No entanto, tais apelos aos sistemas de não-equilíbrio fazem pouco para resolver os problemas termodinâmicos básicos. Primeiro, nenhum sistema poderia ser mantido longe do equilíbrio por mais de um período de tempo limitado. O sol se põe durante o dia e a água superaquecida no fundo do oceano acabaria migrando para longe de quaisquer fontes hidrotermais. Qualquer progresso feito no sentido de formar uma célula seria perdido à medida que o sistema se voltasse para o equilíbrio (menor energia livre) e, portanto, para longe de qualquer estado que se aproximasse da vida. Em segundo lugar, a entrada de energia bruta solar, térmica ou outras formas de energia realmente aumentam a entropia do sistema, movendo-o, assim, na direção errada. Por exemplo, a luz ultravioleta do sol ou o calor das fontes hidrotermais formariam menos facilmente as estruturas químicas complexas necessárias à vida do que as quebrariam.

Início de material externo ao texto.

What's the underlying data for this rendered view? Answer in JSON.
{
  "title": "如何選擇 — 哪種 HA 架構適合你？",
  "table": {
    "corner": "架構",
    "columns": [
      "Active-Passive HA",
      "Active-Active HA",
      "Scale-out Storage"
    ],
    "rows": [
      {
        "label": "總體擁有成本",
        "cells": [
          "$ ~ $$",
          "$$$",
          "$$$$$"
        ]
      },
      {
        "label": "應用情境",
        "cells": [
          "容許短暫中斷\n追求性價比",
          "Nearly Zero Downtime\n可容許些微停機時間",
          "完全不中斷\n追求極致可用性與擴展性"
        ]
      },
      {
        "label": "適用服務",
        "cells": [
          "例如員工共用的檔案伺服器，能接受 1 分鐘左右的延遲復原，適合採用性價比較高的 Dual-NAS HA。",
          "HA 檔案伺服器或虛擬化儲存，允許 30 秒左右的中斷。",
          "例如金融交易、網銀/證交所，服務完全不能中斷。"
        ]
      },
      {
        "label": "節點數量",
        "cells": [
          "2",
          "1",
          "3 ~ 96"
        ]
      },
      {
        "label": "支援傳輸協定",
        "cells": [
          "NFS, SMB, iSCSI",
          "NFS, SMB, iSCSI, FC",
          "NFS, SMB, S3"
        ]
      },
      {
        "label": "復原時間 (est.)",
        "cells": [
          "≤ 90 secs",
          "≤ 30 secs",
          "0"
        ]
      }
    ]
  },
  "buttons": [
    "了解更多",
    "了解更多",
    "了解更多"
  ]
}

Finalmente, em sistemas de não-equilíbrio as diferenças de temperatura, concentrações e outras variáveis atuam como forças termodinâmicas que conduzem a transferência de calor, difusão e outros fluxos termodinâmicos. Esses fluxos criam fontes microscópicas de produção de entropia, afastando novamente o sistema de qualquer estado de entropia reduzida associado à vida. Em suma, os processos que ocorrem em sistemas de não-equilíbrio, como em suas contrapartes de quase-equilíbrio, geralmente fazem o oposto do que é realmente necessário.
Original: Brian Miller. Thermodynamics of the Origin of Life. June 19, 2017.